As I was saying, “Uncle” Bud was really nobody’s uncle, at least nobody that I know of.  Uncle Hobart really was my uncle—by law if not by choice, as Daddy said.  Uncle Hobart knew he was more advanced than the rest of us.  He had been to Chapel Hill and got a regular paycheck from the state.  Opposite of everybody else, he wore a tie every day except Sunday, and denim only on Sunday.  When the fruit jar was making the rounds on the porch after supper he would kind of sniff and make a face and pass it on.  One night he was bragging about his new saturnlight-TV dish which could “GET SPORTS TWENTY-FOUR HOURS A DAY!”

Uncle Bud almost never watched TV.  He used to watch the baseball a little, but gave it up when all the players started being foreign.  He took a sip and looked over at Uncle Hobart.  “Now take the basketball,” he said.  “I can’t think of anything more useless than a bunch of grown men watching a bunch of boys of the African persuasion running up and down throwing a ball at a hoop.”  He took another sip and then spit.  Uncle Bud is the only man I know who has mastered the fine art of drinking liquor and chewing tobacco at the same time.  I don’t suggest you try it.

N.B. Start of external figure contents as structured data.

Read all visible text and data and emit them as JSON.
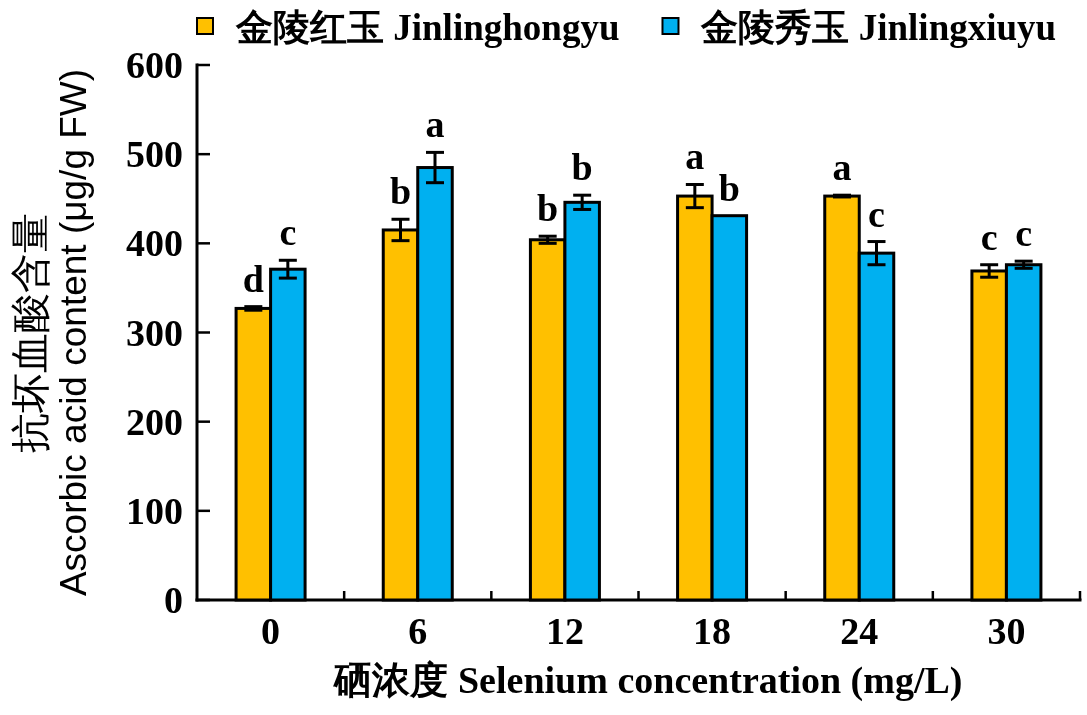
{
  "chart_data": {
    "type": "bar",
    "categories": [
      "0",
      "6",
      "12",
      "18",
      "24",
      "30"
    ],
    "xlabel": "硒浓度 Selenium concentration (mg/L)",
    "ylabel": "抗坏血酸含量\nAscorbic acid content (μg/g FW)",
    "ylim": [
      0,
      600
    ],
    "yticks": [
      0,
      100,
      200,
      300,
      400,
      500,
      600
    ],
    "legend": "top",
    "grid": false,
    "series": [
      {
        "name": "金陵红玉 Jinlinghongyu",
        "color": "#ffc000",
        "values": [
          327,
          415,
          404,
          453,
          453,
          369
        ],
        "errors": [
          2,
          12,
          4,
          13,
          1,
          7
        ],
        "value_labels": [
          "d",
          "b",
          "b",
          "a",
          "a",
          "c"
        ]
      },
      {
        "name": "金陵秀玉 Jinlingxiuyu",
        "color": "#00b0f0",
        "values": [
          371,
          485,
          446,
          431,
          389,
          376
        ],
        "errors": [
          10,
          17,
          8,
          null,
          13,
          4
        ],
        "value_labels": [
          "c",
          "a",
          "b",
          "b",
          "c",
          "c"
        ]
      }
    ]
  }
}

“Wait a minute,” Uncle Bud resumed.  “Yes I can think of something even stupider: a bunch of grown men with a bag of high-priced sticks in a bag running around trying to hit a little  ball into a hole.”  The last comment might have been aimed at another uncle, who shall remain nameless at this time.

“As for the football, all those big fellows ain’t worth a damn for anything important.  They wouldn’t last ten minutes at the Chosin.  It was the little tough wiry fellows that came through there.  The big boys who bragged about how strong they were and threatened to beat you up, they folded—every time.”  Uncle Bud almost never talked about Ko-rea, but he himself was a little tough wiry fellow if there ever was one.